Unlike the killing of Ryan, however, the transformative moment in Minerva’s Den is one of rebirth- of a sobering understanding and a cold realization of what the world is. The last audiolog of the game is in this final room, and it tells of the first and last time that Porter switched on the ‘Pearl’ program in the Thinker. The shock of his wife being there, but not there, scares him. He has awoken something he didn’t mean to. It’s a very scary moment. For the first time since starting the Thinker, you hear Porter scared about what he has created. That’s not his wife- that’s something he created.
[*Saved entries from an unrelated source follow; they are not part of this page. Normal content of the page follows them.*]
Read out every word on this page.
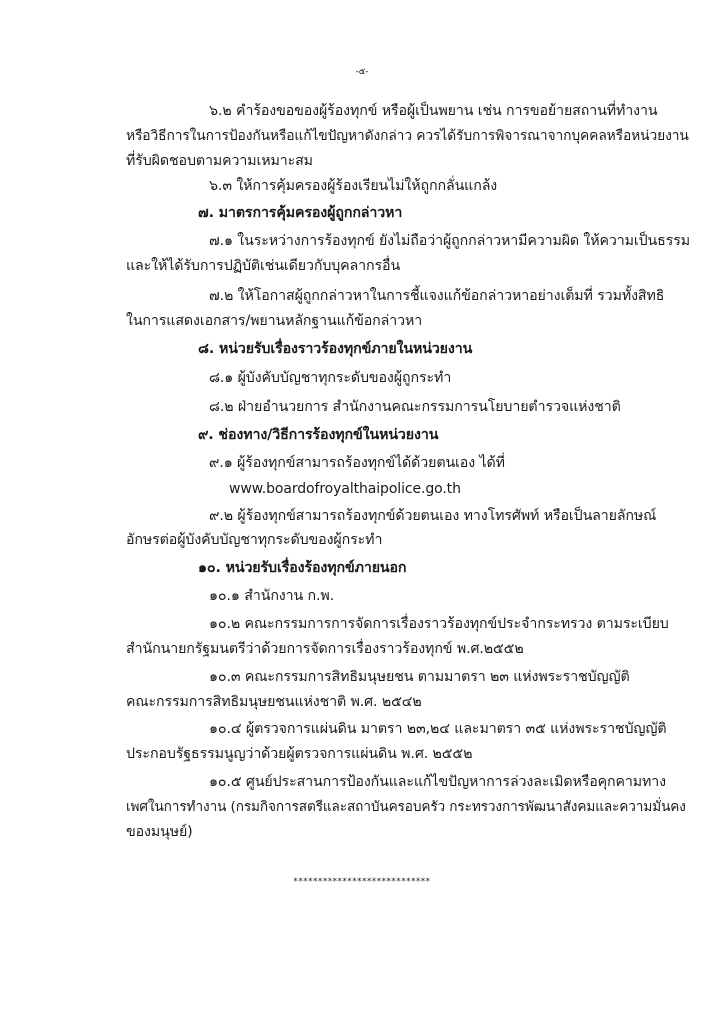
-๕-
๖.๒ คำร้องขอของผู้ร้องทุกข์ หรือผู้เป็นพยาน เช่น การขอย้ายสถานที่ทำงาน
หรือวิธีการในการป้องกันหรือแก้ไขปัญหาดังกล่าว ควรได้รับการพิจารณาจากบุคคลหรือหน่วยงาน
ที่รับผิดชอบตามความเหมาะสม
๖.๓ ให้การคุ้มครองผู้ร้องเรียนไม่ให้ถูกกลั่นแกล้ง
๗. มาตรการคุ้มครองผู้ถูกกล่าวหา
๗.๑ ในระหว่างการร้องทุกข์ ยังไม่ถือว่าผู้ถูกกล่าวหามีความผิด ให้ความเป็นธรรม
และให้ได้รับการปฏิบัติเช่นเดียวกับบุคลากรอื่น
๗.๒ ให้โอกาสผู้ถูกกล่าวหาในการชี้แจงแก้ข้อกล่าวหาอย่างเต็มที่ รวมทั้งสิทธิ
ในการแสดงเอกสาร/พยานหลักฐานแก้ข้อกล่าวหา
๘. หน่วยรับเรื่องราวร้องทุกข์ภายในหน่วยงาน
๘.๑ ผู้บังคับบัญชาทุกระดับของผู้ถูกระทำ
๘.๒ ฝ่ายอำนวยการ สำนักงานคณะกรรมการนโยบายตำรวจแห่งชาติ
๙. ช่องทาง/วิธีการร้องทุกข์ในหน่วยงาน
๙.๑ ผู้ร้องทุกข์สามารถร้องทุกข์ได้ด้วยตนเอง ได้ที่
www.boardofroyalthaipolice.go.th
๙.๒ ผู้ร้องทุกข์สามารถร้องทุกข์ด้วยตนเอง ทางโทรศัพท์ หรือเป็นลายลักษณ์
อักษรต่อผู้บังคับบัญชาทุกระดับของผู้กระทำ
๑๐. หน่วยรับเรื่องร้องทุกข์ภายนอก
๑๐.๑ สำนักงาน ก.พ.
๑๐.๒ คณะกรรมการการจัดการเรื่องราวร้องทุกข์ประจำกระทรวง ตามระเบียบ
สำนักนายกรัฐมนตรีว่าด้วยการจัดการเรื่องราวร้องทุกข์ พ.ศ.๒๕๕๒
๑๐.๓ คณะกรรมการสิทธิมนุษยชน ตามมาตรา ๒๓ แห่งพระราชบัญญัติ
คณะกรรมการสิทธิมนุษยชนแห่งชาติ พ.ศ. ๒๕๔๒
๑๐.๔ ผู้ตรวจการแผ่นดิน มาตรา ๒๓,๒๔ และมาตรา ๓๕ แห่งพระราชบัญญัติ
ประกอบรัฐธรรมนูญว่าด้วยผู้ตรวจการแผ่นดิน พ.ศ. ๒๕๕๒
๑๐.๕ ศูนย์ประสานการป้องกันและแก้ไขปัญหาการล่วงละเมิดหรือคุกคามทาง
เพศในการทำงาน (กรมกิจการสตรีและสถาบันครอบครัว กระทรวงการพัฒนาสังคมและความมั่นคง
ของมนุษย์)
****************************
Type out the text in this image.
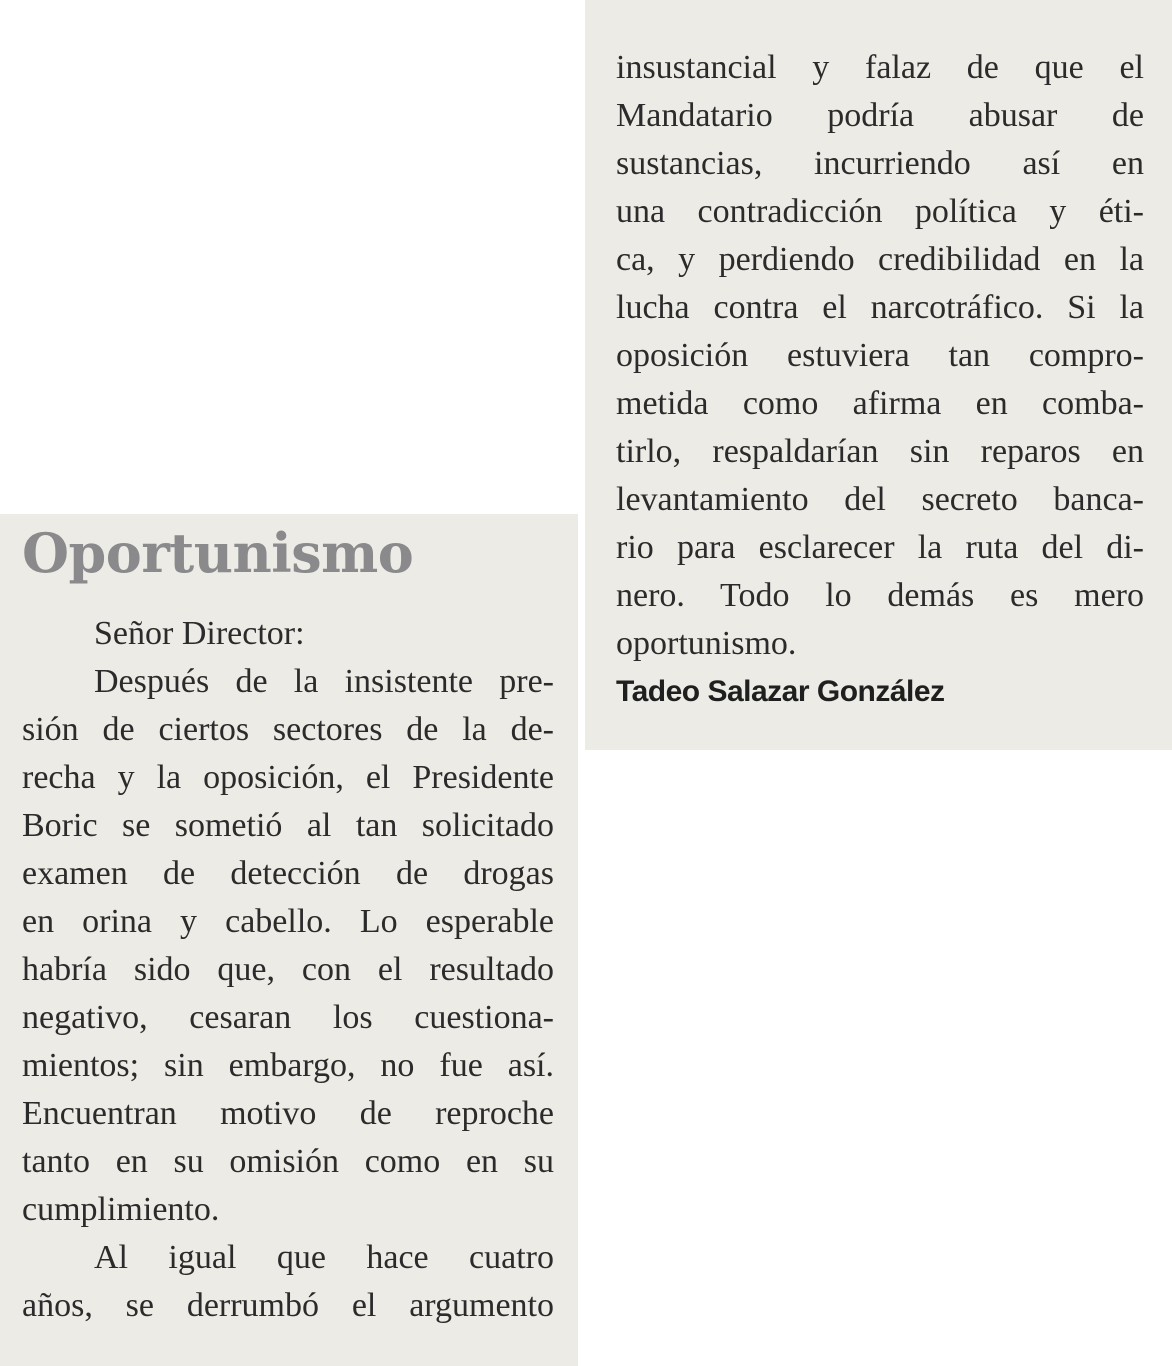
Oportunismo
Señor Director:
Después de la insistente pre-
sión de ciertos sectores de la de-
recha y la oposición, el Presidente
Boric se sometió al tan solicitado
examen de detección de drogas
en orina y cabello. Lo esperable
habría sido que, con el resultado
negativo, cesaran los cuestiona-
mientos; sin embargo, no fue así.
Encuentran motivo de reproche
tanto en su omisión como en su
cumplimiento.
Al igual que hace cuatro
años, se derrumbó el argumento
insustancial y falaz de que el
Mandatario podría abusar de
sustancias, incurriendo así en
una contradicción política y éti-
ca, y perdiendo credibilidad en la
lucha contra el narcotráfico. Si la
oposición estuviera tan compro-
metida como afirma en comba-
tirlo, respaldarían sin reparos en
levantamiento del secreto banca-
rio para esclarecer la ruta del di-
nero. Todo lo demás es mero
oportunismo.

Tadeo Salazar González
A facsimile of a person, something that he never should have created.

In that sense, it’s a player deception on more than one narrative front- first there is the discovery that the player is not who they expected to be, and then there is the discovery that the goal that Porter (the narrative focus) had been working toward was, in the end, something that probably should not have been done. It’s a twofold strike on the assumptions of the player.

Minerva’s Den did more in 3 hours than I believe any other Bioshock game did in 8. It established a character, built the spooky atmosphere of the environment, had just enough combat and puzzles to keep the player satisfied, wove in multiple storylines, and ended in a killer twist. It’s the essence of Bioshock, in a bite-size form. Well worth a play.